The higher your body temperature (more heat) and the faster the flash (release of that heat), the more severe the hot flash.

Supplementing estrogen both lowers body temperature (less heat) and slows the flash (release of heat), thus reducing the symptom.

In other words, it’s not fixing the problem.

It’s just making it less severe.

That makes estrogen great for your hot flashes, but (as we’ve already established) horrible for your health.

It’s never a good idea to try to solve one problem only to create a bigger and more serious problem in the process.

Instead, focus on fixing the underlying cause of your hot flashes by fixing these three hot flash triggers.

Hot Flash Trigger #1: Progesterone Deficiency

As mentioned previously, progesterone deficiency is common in hypothyroidism.

Not only is progesterone deficiency known to promote hot flashes, restoring progesterone levels is known to prevent them.

Progesterone for hot flush and night sweat treatment–effectiveness for severe vasomotor symptoms and lack of withdrawal rebound.

https://www.ncbi.nlm.nih.gov/pubmed/22849758

“In summary, progesterone is effective for severe VMS and does not cause a rebound increase in VMS when stopped.”

In this study of early menopausal women, 300 mg was shown to be effective against severe hot flashes.

Also, when the progesterone was stopped, the hot flashes didn’t come back with a vengeance as they do when you stop estrogen.

Hot Flash Trigger #2: Increased Nitric Oxide

Nitric oxide levels are known to rise in hypothyroidism, estrogen dominance, and in response to severe traumatic stress.

It’s also known to trigger hot flashes.

Nitric oxide synthase inhibition attenuates cutaneous vasodilation during postmenopausal hot flash episodes.

https://www.ncbi.nlm.nih.gov/pubmed/20505548

“CONCLUSIONS: These data demonstrate that the mechanism for cutaneous vasodilation during hot flash episodes has a nitric oxide component.”

Research also shows that inhibiting nitric oxide can prevent or stop hot flashes from occurring.

Regulating thyroid function and metabolism will effectively lower nitric oxide levels, as can addressing the underlying estrogen dominance, which we often do with our Molecular Progesterone Oil and our Vitamin E Complex.

Hot Flash Trigger #3: Hypoglycemia

Hypothyroidism is also well known to promote blood sugar issues and hypoglycemia, due to hypothyroidism’s effects on your liver.

Being hypothyroid and prone to low blood sugar also makes you more susceptible to hot flashes.
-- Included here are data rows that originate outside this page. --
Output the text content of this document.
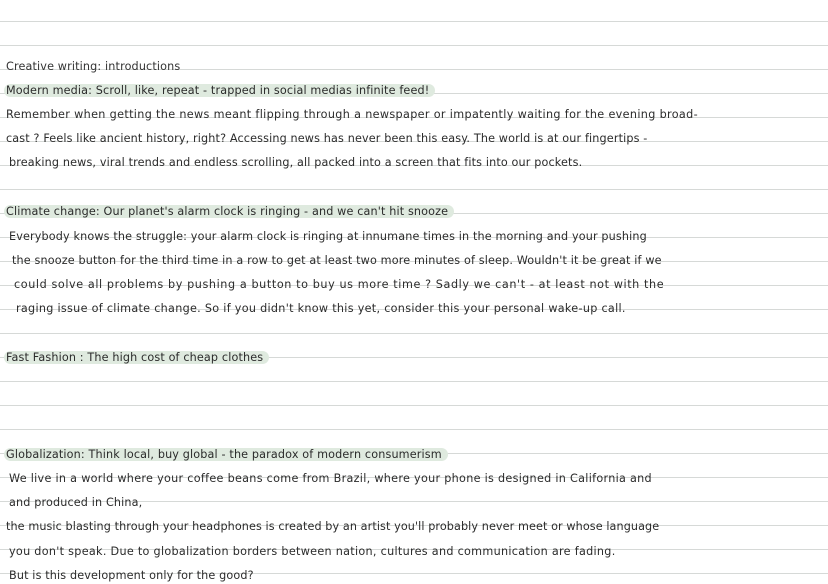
Creative writing: introductions
Modern media: Scroll, like, repeat - trapped in social medias infinite feed!
Remember when getting the news meant flipping through a newspaper or impatently waiting for the evening broad-
cast ? Feels like ancient history, right? Accessing news has never been this easy. The world is at our fingertips -
breaking news, viral trends and endless scrolling, all packed into a screen that fits into our pockets.
Climate change: Our planet's alarm clock is ringing - and we can't hit snooze
Everybody knows the struggle: your alarm clock is ringing at innumane times in the morning and your pushing
the snooze button for the third time in a row to get at least two more minutes of sleep. Wouldn't it be great if we
could solve all problems by pushing a button to buy us more time ? Sadly we can't - at least not with the
raging issue of climate change. So if you didn't know this yet, consider this your personal wake-up call.
Fast Fashion : The high cost of cheap clothes
Globalization: Think local, buy global - the paradox of modern consumerism
We live in a world where your coffee beans come from Brazil, where your phone is designed in California and
and produced in China,
the music blasting through your headphones is created by an artist you'll probably never meet or whose language
you don't speak. Due to globalization borders between nation, cultures and communication are fading.
But is this development only for the good?
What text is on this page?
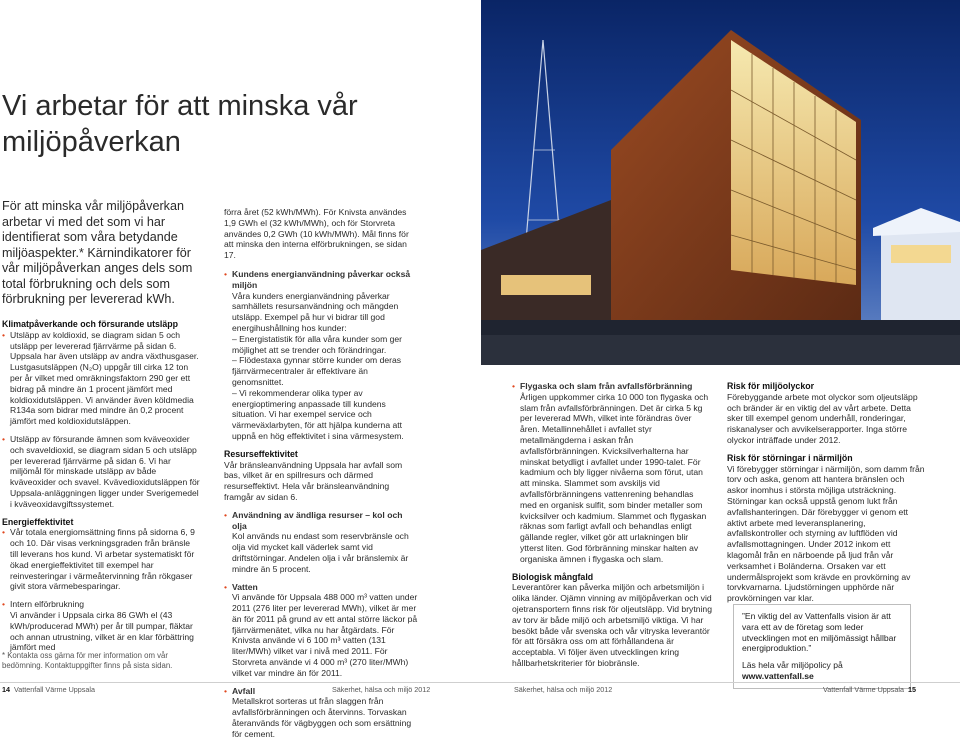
Vi arbetar för att minska vår miljöpåverkan
För att minska vår miljöpåverkan arbetar vi med det som vi har identifierat som våra betydande miljöaspekter.* Kärnindikatorer för vår miljöpåverkan anges dels som total förbrukning och dels som förbrukning per levererad kWh.
Klimatpåverkande och försurande utsläpp
• Utsläpp av koldioxid, se diagram sidan 5 och utsläpp per levererad fjärrvärme på sidan 6. Uppsala har även utsläpp av andra växthusgaser. Lustgasutsläppen (N₂O) uppgår till cirka 12 ton per år vilket med omräkningsfaktorn 290 ger ett bidrag på mindre än 1 procent jämfört med koldioxidutsläppen. Vi använder även köldmedia R134a som bidrar med mindre än 0,2 procent jämfört med koldioxidutsläppen.
• Utsläpp av försurande ämnen som kväveoxider och svaveldioxid, se diagram sidan 5 och utsläpp per levererad fjärrvärme på sidan 6. Vi har miljömål för minskade utsläpp av både kväveoxider och svavel. Kvävedioxidutsläppen för Uppsala-anläggningen ligger under Sverigemedel i kväveoxidavgiftssystemet.
Energieffektivitet
• Vår totala energiomsättning finns på sidorna 6, 9 och 10. Där visas verkningsgraden från bränsle till leverans hos kund. Vi arbetar systematiskt för ökad energieffektivitet till exempel har reinvesteringar i värmeåtervinning från rökgaser givit stora värmebesparingar.
• Intern elförbrukning
Vi använder i Uppsala cirka 86 GWh el (43 kWh/producerad MWh) per år till pumpar, fläktar och annan utrustning, vilket är en klar förbättring jämfört med
* Kontakta oss gärna för mer information om vår bedömning. Kontaktuppgifter finns på sista sidan.

förra året (52 kWh/MWh). För Knivsta användes 1,9 GWh el (32 kWh/MWh), och för Storvreta användes 0,2 GWh (10 kWh/MWh). Mål finns för att minska den interna elförbrukningen, se sidan 17.

• Kundens energianvändning påverkar också miljön
Våra kunders energianvändning påverkar samhällets resursanvändning och mängden utsläpp. Exempel på hur vi bidrar till god energihushållning hos kunder:
– Energistatistik för alla våra kunder som ger möjlighet att se trender och förändringar.
– Flödestaxa gynnar större kunder om deras fjärrvärmecentraler är effektivare än genomsnittet.
– Vi rekommenderar olika typer av energioptimering anpassade till kundens situation. Vi har exempel service och värmeväxlarbyten, för att hjälpa kunderna att uppnå en hög effektivitet i sina värmesystem.
Resurseffektivitet

Vår bränsleanvändning Uppsala har avfall som bas, vilket är en spillresurs och därmed resurseffektivt. Hela vår bränsleanvändning framgår av sidan 6.

• Användning av ändliga resurser – kol och olja
Kol används nu endast som reservbränsle och olja vid mycket kall väderlek samt vid driftstörningar. Andelen olja i vår bränslemix är mindre än 5 procent.
• Vatten
Vi använde för Uppsala 488 000 m³ vatten under 2011 (276 liter per levererad MWh), vilket är mer än för 2011 på grund av ett antal större läckor på fjärrvärmenätet, vilka nu har åtgärdats. För Knivsta använde vi 6 100 m³ vatten (131 liter/MWh) vilket var i nivå med 2011. För Storvreta använde vi 4 000 m³ (270 liter/MWh) vilket var mindre än för 2011.
• Avfall
Metallskrot sorteras ut från slaggen från avfallsförbränningen och återvinns. Torvaskan återanvänds för vägbyggen och som ersättning för cement.
• Flygaska och slam från avfallsförbränning
Årligen uppkommer cirka 10 000 ton flygaska och slam från avfallsförbränningen. Det är cirka 5 kg per levererad MWh, vilket inte förändras över åren. Metallinnehållet i avfallet styr metallmängderna i askan från avfallsförbränningen. Kvicksilverhalterna har minskat betydligt i avfallet under 1990-talet. För kadmium och bly ligger nivåerna som förut, utan att minska. Slammet som avskiljs vid avfallsförbränningens vattenrening behandlas med en organisk sulfit, som binder metaller som kvicksilver och kadmium. Slammet och flygaskan räknas som farligt avfall och behandlas enligt gällande regler, vilket gör att urlakningen blir ytterst liten. God förbränning minskar halten av organiska ämnen i flygaska och slam.
Biologisk mångfald

Leverantörer kan påverka miljön och arbetsmiljön i olika länder. Ojämn vinning av miljöpåverkan och vid ojetransportern finns risk för oljeutsläpp. Vid brytning av torv är både miljö och arbetsmiljö viktiga. Vi har besökt både vår svenska och vår vitryska leverantör för att försäkra oss om att förhållandena är acceptabla. Vi följer även utvecklingen kring hållbarhetskriterier för biobränsle.

Risk för miljöolyckor

Förebyggande arbete mot olyckor som oljeutsläpp och bränder är en viktig del av vårt arbete. Detta sker till exempel genom underhåll, ronderingar, riskanalyser och avvikelserapporter. Inga större olyckor inträffade under 2012.

Risk för störningar i närmiljön

Vi förebygger störningar i närmiljön, som damm från torv och aska, genom att hantera bränslen och askor inomhus i största möjliga utsträckning. Störningar kan också uppstå genom lukt från avfallshanteringen. Där förebygger vi genom ett aktivt arbete med leveransplanering, avfallskontroller och styrning av luftflöden vid avfallsmottagningen. Under 2012 inkom ett klagomål från en närboende på ljud från vår verksamhet i Boländerna. Orsaken var ett undermålsprojekt som krävde en provkörning av torvkvarnarna. Ljudstörningen upphörde när provkörningen var klar.

”En viktig del av Vattenfalls vision är att vara ett av de företag som leder utvecklingen mot en miljömässigt hållbar energiproduktion.”
Läs hela vår miljöpolicy på www.vattenfall.se
14 Vattenfall Värme Uppsala	Säkerhet, hälsa och miljö 2012	Säkerhet, hälsa och miljö 2012	Vattenfall Värme Uppsala 15
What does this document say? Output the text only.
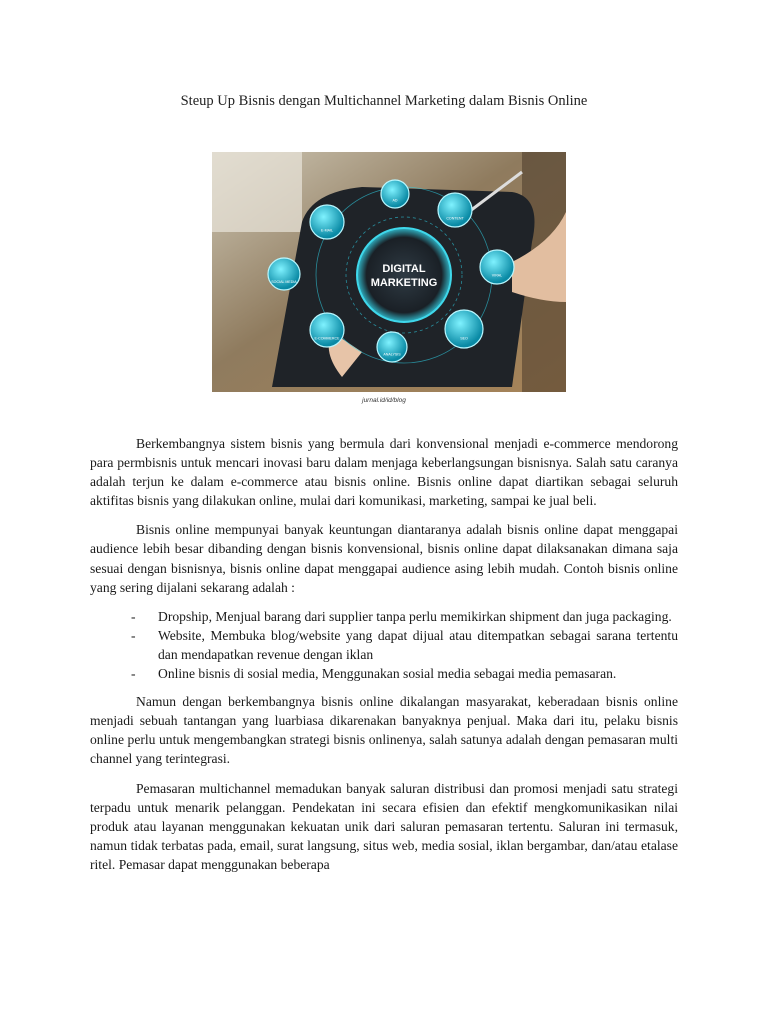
Steup Up Bisnis dengan Multichannel Marketing dalam Bisnis Online
DIGITAL
MARKETING
E-MAIL
AD
CONTENT
VIRAL
SEO
ANALYSIS
E-COMMERCE
SOCIAL MEDIA
jurnal.id/id/blog

Berkembangnya sistem bisnis yang bermula dari konvensional menjadi e-commerce mendorong para permbisnis untuk mencari inovasi baru dalam menjaga keberlangsungan bisnisnya. Salah satu caranya adalah terjun ke dalam e-commerce atau bisnis online. Bisnis online dapat diartikan sebagai seluruh aktifitas bisnis yang dilakukan online, mulai dari komunikasi, marketing, sampai ke jual beli.

Bisnis online mempunyai banyak keuntungan diantaranya adalah bisnis online dapat menggapai audience lebih besar dibanding dengan bisnis konvensional, bisnis online dapat dilaksanakan dimana saja sesuai dengan bisnisnya, bisnis online dapat menggapai audience asing lebih mudah. Contoh bisnis online yang sering dijalani sekarang adalah :

- Dropship, Menjual barang dari supplier tanpa perlu memikirkan shipment dan juga packaging.
- Website, Membuka blog/website yang dapat dijual atau ditempatkan sebagai sarana tertentu dan mendapatkan revenue dengan iklan
- Online bisnis di sosial media, Menggunakan sosial media sebagai media pemasaran.

Namun dengan berkembangnya bisnis online dikalangan masyarakat, keberadaan bisnis online menjadi sebuah tantangan yang luarbiasa dikarenakan banyaknya penjual. Maka dari itu, pelaku bisnis online perlu untuk mengembangkan strategi bisnis onlinenya, salah satunya adalah dengan pemasaran multi channel yang terintegrasi.

Pemasaran multichannel memadukan banyak saluran distribusi dan promosi menjadi satu strategi terpadu untuk menarik pelanggan. Pendekatan ini secara efisien dan efektif mengkomunikasikan nilai produk atau layanan menggunakan kekuatan unik dari saluran pemasaran tertentu. Saluran ini termasuk, namun tidak terbatas pada, email, surat langsung, situs web, media sosial, iklan bergambar, dan/atau etalase ritel. Pemasar dapat menggunakan beberapa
Menopausal hot flash frequency changes in response to experimental manipulation of blood glucose.

https://www.ncbi.nlm.nih.gov/pubmed/14501548

“RESULTS: There was a significant reduction in the incidence of hot flashes during the experimental elevation of glucose concentrations (130 to 140 mg/dl) compared to the fasting state (<110 mg/dl) (t= -2.4, df= 9, p=.04).”

This is why hot flashes tend to occur more frequently at night when blood sugar is often lowest and during times of stress when blood sugar is used up more rapidly.

We always recommend eating the proper balance of nutrition, and frequently enough, to keep blood sugar stable.

Hypothyroidism is very common in menopause, and needless to say I’ve worked with a lot of menopausal clients.

Correcting these three hot flash triggers has been instrumental in alleviating hot flashes with many of them.

Yet, it’s not only menopausal women who suffer. I’ve also worked with non-menopausal women who experience hot flashes, and these same tips apply to them as well.

Unfortunately, the current medical approach to menopausal symptoms and hormone replacement therapy is extremely dangerous.

Putting yourself at unnecessary risk of developing life threatening diseases like cancer, thyroid disease, and stroke is surely not the solution…

…especially when there are other viable options, like progesterone supplementation, that can fix hot flashes and protect you from these very diseases at the same time.